Peroxidized PUFAs promote PPARγ-mediated transcription and binding of PPARγ to β-catenin and suppress β-catenin/TCF-mediated transcription. A, luciferase activity in C2C12 cells transfected with a PPARE-luc reporter construct and treated with vehicle (3.3% BSA in PBS), RGL (5 μm), or the indicated peroxidized PUFAs (3, 10, 30, 60, 100 μm) for 24 h. Bars represent the mean ± S.D. of triplicate determinations. *, p < 0.05 versus vehicle by ANOVA. B, C2C12 cells were incubated with vehicle or the indicated peroxidized PUFAs (10 μm) for 1 h. Cell lysates were immunoprecipitated (IP) with protein A-Sepharose in combination with the non-immune IgG or an anti-PPARγ2 antibody. Immunoprecipitates were analyzed by Western blotting (WB) using anti-β-catenin or anti-PPARγ2 antibodies. C, β-catenin protein levels by Western blotting of OB-6γ2 cell extracts.
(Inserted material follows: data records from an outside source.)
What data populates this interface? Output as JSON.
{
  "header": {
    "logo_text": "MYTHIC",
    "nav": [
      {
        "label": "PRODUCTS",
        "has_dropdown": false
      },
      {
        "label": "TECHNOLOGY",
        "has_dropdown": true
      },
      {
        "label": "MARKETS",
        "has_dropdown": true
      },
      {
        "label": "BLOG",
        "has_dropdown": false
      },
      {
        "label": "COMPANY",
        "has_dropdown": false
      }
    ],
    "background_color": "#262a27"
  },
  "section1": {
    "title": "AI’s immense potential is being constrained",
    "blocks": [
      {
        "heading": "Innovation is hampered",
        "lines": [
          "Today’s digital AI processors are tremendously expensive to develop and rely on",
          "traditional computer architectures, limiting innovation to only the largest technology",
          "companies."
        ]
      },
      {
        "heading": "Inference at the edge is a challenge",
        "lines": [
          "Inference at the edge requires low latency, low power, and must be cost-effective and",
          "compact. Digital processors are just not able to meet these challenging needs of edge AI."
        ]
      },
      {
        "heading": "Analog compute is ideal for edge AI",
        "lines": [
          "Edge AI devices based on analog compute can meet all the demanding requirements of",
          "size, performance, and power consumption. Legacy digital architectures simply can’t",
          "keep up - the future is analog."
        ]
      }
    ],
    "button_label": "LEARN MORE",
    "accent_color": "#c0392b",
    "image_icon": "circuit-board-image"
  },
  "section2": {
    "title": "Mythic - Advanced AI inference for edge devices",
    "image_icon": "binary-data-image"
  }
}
Cells were cultured as described under “Experimental Procedures” to induce or repress PPARγ2 gene expression and then incubated with vehicle, 9-HODE (10 μm), or RGL (5 μm) for 4 h. D, luciferase activity in C2C12 cells transfected with a TCF-luc reporter construct and co-transfected with either an empty vector (pcDNA) or a PPARγ2 expression construct followed by treatment with vehicle (PBS) or Wnt3a for 24 h. Bars represent the mean ± S.D. of triplicate determinations. *, p < 0.05 versus respective empty vector control.